Friday, October 13, 2017

Maybe the Problem Is Just Men Having Power

Harvey Weinstein
Hollywood greasebag Harvey Weinstein’s descent into pariah status has happened with haste I never expected. It took months for Bill Cosby’s rape accusations to gain sticking power, and he even headlined a successful tour while accusations kept dribbling out. How people feel about Bill Clinton, even after DNA evidence, still largely breaks along party lines. Malcolm Forbes and Jimmy Savile didn’t even get seriously accused until they were dead.

This happens so consistently, though, that we should contemplate the moral. We keep discovering powerful men with their trousers around their ankles. This may mean literally, as with former House Speaker Dennis Hastert, or figuratively, like JP Morgan Chase CEO Jamie Dimon. Either way, we face a discomforting reality: men with egos big enough to pursue and achieve global power, have egos big enough to consider themselves immune from consequences.

Weinstein’s described behavior should sound familiar to people who follow these issues. Like Malcolm Forbes, he greeted targets wearing only a bathrobe, or less, and when his targets refused his advances, he’d masturbate, or otherwise gratify himself, in front of them. Like James Woods, he evidently approached very young women with grandiose offers in exchange for favors. Like Joss Whedon, he did this while publicly ballyhooing his progressive credentials.

In fact, the described behavior is so similar that, like medieval witch hunts, I’d almost believe the accusers were jumping on public hysteria and repeating claims they’d already heard from others. Except that we keep seeing the same behavior emerge from their mouths. They, or a handful of paid shills, deny the accusations and disparage the accusers. They throw themselves on the mercy of the courts. Then, they get convicted.

02102We’re still so early in the Weinstein scandal that we’re just seeing the “non-denial denial” stage. That’s when the accused insist they… something. At this stage, Bill Cosby simply went quiet, refusing to confirm or deny anything. Donald Trump issued a statement insisting that his recorded boasts don’t really reflect his identity. Bill Clinton took the unusual step of out-and-out lying. The effect is identical, however: “It’s not my fault!”

There’s also the attempt to paint oneself as the victim. Weinstein has issued a statement complaining that his wife and children left him, while his board fired him from the company bearing his name. Sob. Donald Trump mustered several of Bill Clinton’s accusers to redirect his story onto “crooked Hillary.” Roman Polanski fled the country and made several award-winning films to distract Americans from his rape confession.

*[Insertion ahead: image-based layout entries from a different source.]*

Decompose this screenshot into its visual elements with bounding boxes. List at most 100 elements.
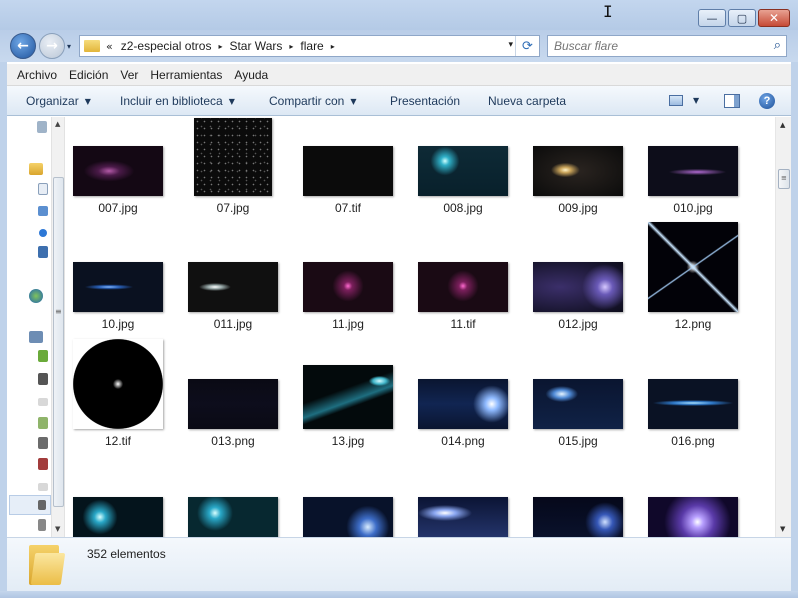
- file-item[interactable]: 016.png: [643, 117, 743, 537]
- file-item[interactable]: [298, 117, 398, 537]
- file-thumbnail[interactable]: [194, 118, 272, 196]
- file-name[interactable]: 12.tif: [68, 434, 168, 448]
- documents-icon[interactable]: [38, 183, 48, 195]
- crumb-separator[interactable]: ▸: [331, 42, 335, 51]
- file-name[interactable]: 07.tif: [298, 201, 398, 215]
- menu-herramientas[interactable]: Herramientas: [144, 68, 228, 82]
- drive-icon[interactable]: [38, 373, 48, 385]
- overflow-chevron-icon[interactable]: «: [106, 40, 113, 53]
- file-item[interactable]: [528, 117, 628, 537]
- drive-icon[interactable]: [38, 350, 48, 362]
- forward-button[interactable]: →: [39, 33, 65, 59]
- file-item[interactable]: 012.jpg: [528, 117, 628, 537]
- file-name[interactable]: 013.png: [183, 434, 283, 448]
- organize-button[interactable]: Organizar ▼: [26, 94, 91, 108]
- view-options-dropdown-icon[interactable]: ▼: [693, 96, 699, 105]
- menu-ayuda[interactable]: Ayuda: [228, 68, 274, 82]
- new-folder-button[interactable]: Nueva carpeta: [488, 94, 566, 108]
- content-scroll-thumb[interactable]: ≡: [778, 169, 790, 189]
- minimize-button[interactable]: —: [698, 9, 726, 27]
- file-name[interactable]: 13.jpg: [298, 434, 398, 448]
- file-thumbnail[interactable]: [418, 146, 508, 196]
- scroll-up-arrow-icon[interactable]: ▲: [780, 121, 785, 129]
- file-item[interactable]: [413, 117, 513, 537]
- crumb-separator[interactable]: ▸: [218, 42, 222, 51]
- drive-icon[interactable]: [38, 458, 48, 470]
- maximize-button[interactable]: ▢: [728, 9, 756, 27]
- slideshow-button[interactable]: Presentación: [390, 94, 460, 108]
- address-bar[interactable]: « z2-especial otros ▸ Star Wars ▸ flare …: [79, 35, 540, 57]
- drive-icon[interactable]: [38, 417, 48, 429]
- file-thumbnail[interactable]: [303, 262, 393, 312]
- computer-icon[interactable]: [37, 121, 47, 133]
- libraries-icon[interactable]: [29, 163, 43, 175]
- file-thumbnail[interactable]: [533, 379, 623, 429]
- file-item[interactable]: 008.jpg: [413, 117, 513, 537]
- file-item[interactable]: 07.jpg: [183, 117, 283, 537]
- file-thumbnail[interactable]: [73, 146, 163, 196]
- file-thumbnail[interactable]: [73, 339, 163, 429]
- file-name[interactable]: 007.jpg: [68, 201, 168, 215]
- file-thumbnail[interactable]: [188, 379, 278, 429]
- recent-pages-dropdown[interactable]: ▾: [67, 42, 71, 51]
- close-button[interactable]: ✕: [758, 9, 790, 27]
- file-item[interactable]: 11.jpg: [298, 117, 398, 537]
- file-thumbnail[interactable]: [418, 379, 508, 429]
- address-dropdown-icon[interactable]: ▾: [508, 40, 513, 50]
- menu-archivo[interactable]: Archivo: [11, 68, 63, 82]
- nav-scrollbar[interactable]: ▲ ≡ ▼: [51, 117, 64, 537]
- crumb-star-wars[interactable]: Star Wars: [229, 39, 282, 53]
- file-item[interactable]: [183, 117, 283, 537]
- change-view-icon[interactable]: [669, 95, 683, 106]
- file-thumbnail[interactable]: [303, 365, 393, 429]
- file-name[interactable]: 014.png: [413, 434, 513, 448]
- file-thumbnail[interactable]: [303, 146, 393, 196]
- crumb-z2-especial-otros[interactable]: z2-especial otros: [121, 39, 212, 53]
- file-name[interactable]: 12.png: [643, 317, 743, 331]
- file-item[interactable]: 13.jpg: [298, 117, 398, 537]
- file-name[interactable]: 010.jpg: [643, 201, 743, 215]
- file-item[interactable]: 11.tif: [413, 117, 513, 537]
- file-name[interactable]: 011.jpg: [183, 317, 283, 331]
- pictures-icon[interactable]: [38, 206, 48, 216]
- file-item[interactable]: 010.jpg: [643, 117, 743, 537]
- file-thumbnail[interactable]: [533, 146, 623, 196]
- file-item[interactable]: 10.jpg: [68, 117, 168, 537]
- search-box[interactable]: ⌕: [547, 35, 787, 57]
- file-item[interactable]: [643, 117, 743, 537]
- nav-scroll-thumb[interactable]: [53, 177, 64, 507]
- file-thumbnail[interactable]: [188, 262, 278, 312]
- include-in-library-button[interactable]: Incluir en biblioteca ▼: [120, 94, 235, 108]
- scroll-down-arrow-icon[interactable]: ▼: [55, 525, 60, 533]
- file-item[interactable]: 013.png: [183, 117, 283, 537]
- file-thumbnail[interactable]: [533, 262, 623, 312]
- file-thumbnail[interactable]: [648, 222, 738, 312]
- drive-icon[interactable]: [38, 519, 46, 531]
- drive-icon[interactable]: [38, 398, 48, 406]
- file-item[interactable]: 007.jpg: [68, 117, 168, 537]
- search-input[interactable]: [554, 39, 764, 53]
- back-button[interactable]: ←: [10, 33, 36, 59]
- music-icon[interactable]: [39, 229, 47, 237]
- file-name[interactable]: 016.png: [643, 434, 743, 448]
- file-thumbnail[interactable]: [73, 497, 163, 537]
- share-with-button[interactable]: Compartir con ▼: [269, 94, 357, 108]
- file-item[interactable]: 015.jpg: [528, 117, 628, 537]
- file-thumbnail[interactable]: [648, 379, 738, 429]
- drive-icon[interactable]: [38, 483, 48, 491]
- file-name[interactable]: 009.jpg: [528, 201, 628, 215]
- file-item[interactable]: [68, 117, 168, 537]
- crumb-separator[interactable]: ▸: [289, 42, 293, 51]
- file-item[interactable]: 014.png: [413, 117, 513, 537]
- file-name[interactable]: 012.jpg: [528, 317, 628, 331]
- file-name[interactable]: 07.jpg: [183, 201, 283, 215]
- file-name[interactable]: 11.tif: [413, 317, 513, 331]
- preview-pane-icon[interactable]: [724, 94, 740, 108]
- file-item[interactable]: 12.png: [643, 117, 743, 537]
- file-name[interactable]: 11.jpg: [298, 317, 398, 331]
- refresh-button[interactable]: ⟳: [515, 36, 539, 56]
- file-thumbnail[interactable]: [303, 497, 393, 537]
- file-thumbnail[interactable]: [648, 497, 738, 537]
- drive-icon[interactable]: [38, 500, 46, 510]
- file-name[interactable]: 10.jpg: [68, 317, 168, 331]
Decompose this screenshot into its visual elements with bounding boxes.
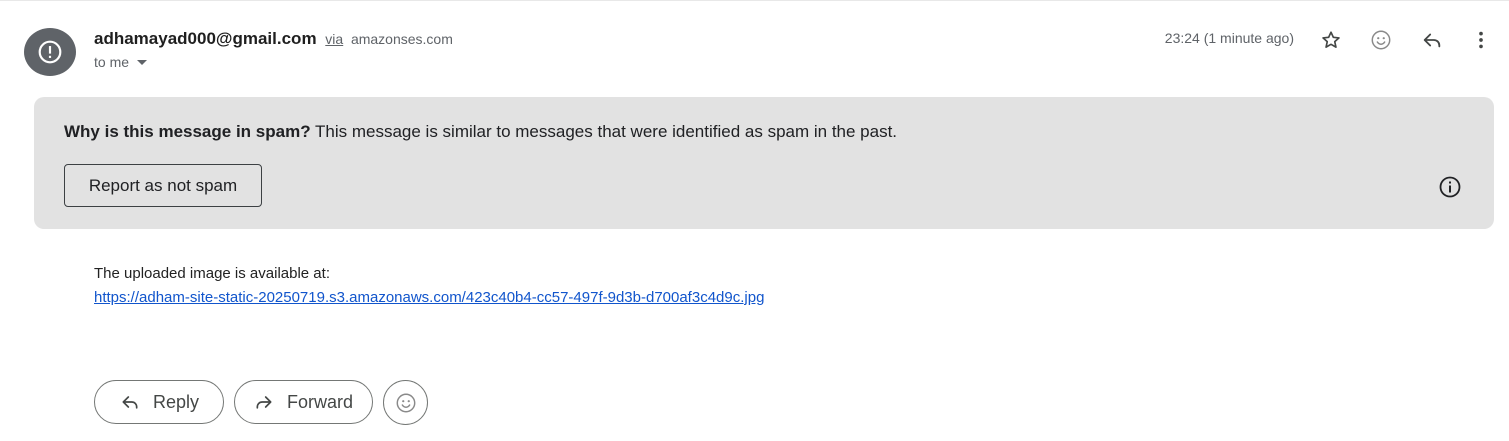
- reply-header-button[interactable]: [1419, 27, 1445, 53]
- star-icon: [1322, 31, 1340, 48]
- emoji-icon: [1371, 30, 1391, 50]
- body-link[interactable]: https://adham-site-static-20250719.s3.am…: [94, 286, 764, 310]
- via-link[interactable]: via: [325, 31, 343, 47]
- top-divider: [0, 0, 1509, 1]
- body-line: The uploaded image is available at:: [94, 265, 330, 282]
- info-button[interactable]: [1438, 175, 1462, 199]
- message-body: The uploaded image is available at: http…: [94, 262, 764, 310]
- via-domain: amazonses.com: [350, 31, 453, 47]
- reply-icon: [119, 391, 141, 413]
- forward-label: Forward: [287, 391, 354, 412]
- recipient-details-toggle[interactable]: to me: [94, 54, 148, 70]
- reply-icon: [1423, 33, 1441, 48]
- warning-icon: [38, 40, 62, 64]
- emoji-icon: [396, 393, 415, 412]
- sender-avatar[interactable]: [24, 28, 76, 76]
- report-not-spam-button[interactable]: Report as not spam: [64, 164, 262, 207]
- spam-explanation-text: This message is similar to messages that…: [315, 122, 898, 141]
- star-button[interactable]: [1318, 27, 1344, 53]
- sender-line: adhamayad000@gmail.com via amazonses.com: [94, 28, 453, 50]
- forward-icon: [253, 391, 275, 413]
- reply-label: Reply: [153, 391, 200, 412]
- message-timestamp: 23:24 (1 minute ago): [1164, 30, 1294, 46]
- spam-heading: Why is this message in spam?: [64, 122, 311, 141]
- add-reaction-button[interactable]: [1368, 27, 1394, 53]
- emoji-reaction-button[interactable]: [383, 380, 428, 425]
- info-icon: [1439, 176, 1461, 198]
- reply-button[interactable]: Reply: [94, 380, 224, 424]
- more-options-button[interactable]: [1468, 27, 1494, 53]
- forward-button[interactable]: Forward: [234, 380, 373, 424]
- spam-warning-banner: Why is this message in spam? This messag…: [34, 97, 1494, 229]
- caret-down-icon: [137, 59, 148, 65]
- sender-email[interactable]: adhamayad000@gmail.com: [94, 29, 317, 48]
- spam-explanation: Why is this message in spam? This messag…: [64, 122, 897, 142]
- more-vert-icon: [1479, 31, 1483, 49]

Often, but not always, the accused gets found guilty. After DNA proved the stain on Monica’s dress really came from Bill Clinton’s peter, Clinton admitted his lies, but evaded impeachment, retired at the peak of his poll numbers, and made a cushy bankroll on corporate speaking engagements. Marv Albert pled to a lesser charge to avoid a trial. Mike Tyson did three years on a six-year sentence.

But too often, the accused skate. Sometimes they should; accusations against Tucker Carlson, Jerry Lawler, and Kobe Bryant were deemed baseless. But Michael Jackson stood trial twice without a conviction, and R. Kelly pushed procedural options so far that his ultimate trial became tragicomic, with a pre-written conclusion. And Woody Allen, Errol Flynn, and Al Gore? Hell, they just skated. It’s hard to prove sexual crimes, especially against famous people.

Any individual accused of sex crimes, of course, represents only himself. There’s no magic individual who represents the entire male population, even that male subset comprising the famous, wealthy, and powerful. No stink of sexual impropriety ever clung to Barack Obama or George W. Bush. And the occasional woman has been accused (Britney Spears). So it’s wrong to draw hasty conclusions, or assume all rich, powerful men are guilty.

However, after enough accusations, the pattern becomes visible. Men who grow accustomed to thinking of themselves as bigger than the general rabble, who believe their impulses more worthy of satisfaction, will eventually believe themselves bulletproof. Harvey Weinstein has been in the media production business for forty-eight years, and evidently considered himself a kingmaker. Maybe he started to believe that “divine right of kings” bullshit.

Plato wrote, over two millennia ago, that those most eager to achieve power, deserve it least. This applies in politics, finance, or pop culture. The young, hungry Harvey Weinstein may have produced decades of culture-defining hits; but accusations of impropriety now go back two decades, to when he became an institution. Maybe we need a statute of limitations on power. Maybe we need more women.